Stanotte la commissione Bilancio non aveva terminato l’esame di tutti gli emendamenti e il governo oggi presenterà un maxiemendamento, per consentire di votare prima della questione decadenza di Berlusconi

È una corsa contro il tempo, quella sul voto alla Legge di Stabilità in Senato prima del voto sulla decadenza di Berlusconi di domani, mercoledì 27. Così, con l’obiettivo di tenere disgiunti il più possibile i due voti, il ministro dei Rapporti con il parlamento Dario Franceschini ha appena annunciato che «Il governo presenterà nel pomeriggio un maxiemendamento che recepirà il lavoro svolto finora dalla commissione Bilancio, compresi gli emendamenti già presentati da governo e relatori. In serata sarà sottoposto al voto di fiducia dell’aula, che verificherà il rapporto tra l’esecutivo e la sua maggioranza».
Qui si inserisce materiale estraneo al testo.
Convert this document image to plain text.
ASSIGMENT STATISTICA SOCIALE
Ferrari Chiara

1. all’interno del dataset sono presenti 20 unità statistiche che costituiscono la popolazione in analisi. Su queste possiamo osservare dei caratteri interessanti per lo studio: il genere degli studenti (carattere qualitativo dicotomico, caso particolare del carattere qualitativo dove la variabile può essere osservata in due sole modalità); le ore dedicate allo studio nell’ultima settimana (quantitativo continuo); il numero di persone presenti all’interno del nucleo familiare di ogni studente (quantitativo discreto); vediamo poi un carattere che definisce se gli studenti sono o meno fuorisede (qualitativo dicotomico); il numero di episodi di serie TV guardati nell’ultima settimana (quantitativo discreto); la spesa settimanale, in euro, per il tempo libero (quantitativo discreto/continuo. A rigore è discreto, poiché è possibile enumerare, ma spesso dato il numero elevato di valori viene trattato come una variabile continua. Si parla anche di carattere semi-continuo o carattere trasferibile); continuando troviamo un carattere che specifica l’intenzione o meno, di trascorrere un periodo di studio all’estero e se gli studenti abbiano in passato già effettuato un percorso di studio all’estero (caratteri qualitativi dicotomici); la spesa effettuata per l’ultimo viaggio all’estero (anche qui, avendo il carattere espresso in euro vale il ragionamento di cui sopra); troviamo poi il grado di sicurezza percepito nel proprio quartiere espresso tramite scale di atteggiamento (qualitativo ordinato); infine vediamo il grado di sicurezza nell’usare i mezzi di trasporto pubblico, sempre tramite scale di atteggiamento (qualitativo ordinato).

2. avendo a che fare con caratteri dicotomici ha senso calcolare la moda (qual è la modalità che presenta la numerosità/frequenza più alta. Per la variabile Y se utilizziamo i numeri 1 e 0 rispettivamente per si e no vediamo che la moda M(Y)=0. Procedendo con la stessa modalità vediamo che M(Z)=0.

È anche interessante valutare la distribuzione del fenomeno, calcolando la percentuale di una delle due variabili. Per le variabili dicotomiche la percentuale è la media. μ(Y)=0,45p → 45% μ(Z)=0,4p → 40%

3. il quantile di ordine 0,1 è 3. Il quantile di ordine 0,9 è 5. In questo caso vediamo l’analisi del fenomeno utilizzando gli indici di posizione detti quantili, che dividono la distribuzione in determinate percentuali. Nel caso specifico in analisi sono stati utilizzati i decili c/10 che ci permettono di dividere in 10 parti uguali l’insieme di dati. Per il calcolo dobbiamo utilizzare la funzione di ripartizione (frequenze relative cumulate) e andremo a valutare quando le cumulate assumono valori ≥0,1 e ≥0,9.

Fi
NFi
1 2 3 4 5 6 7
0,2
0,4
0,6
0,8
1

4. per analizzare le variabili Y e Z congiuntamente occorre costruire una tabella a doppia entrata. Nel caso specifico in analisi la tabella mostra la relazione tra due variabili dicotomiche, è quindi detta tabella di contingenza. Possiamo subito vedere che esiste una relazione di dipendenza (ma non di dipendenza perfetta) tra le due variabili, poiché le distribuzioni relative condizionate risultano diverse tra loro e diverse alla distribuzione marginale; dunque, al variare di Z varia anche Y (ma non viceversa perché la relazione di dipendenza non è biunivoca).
VOTO IN SERATA. In questo modo il Governo punta ad avere un voto entro stasera. Stanotte, la commissione Bilancio di palazzo Madama aveva concluso l’esame della legge senza dare mandato al relatore: il che significa che sarebbero decadute tutte le modifiche approvate alla legge. Stamattina nella conferenza dei capigruppo è stata presentata la tempistica di oggi, con l’apertura dei lavori al Senato alle 9.30. Poi la discussione sugli emendamenti dalle 10. Il Governo presenterà un maxiemendamento che includerà tutte le modifiche fino all’articolo 15, punto dove si sono fermati i lavori della Commissione, ma probabilmente anche emendamenti non ancora esaminati, come quello per il riordino delle tasse sulla casa, che al momento era all’articolo 19.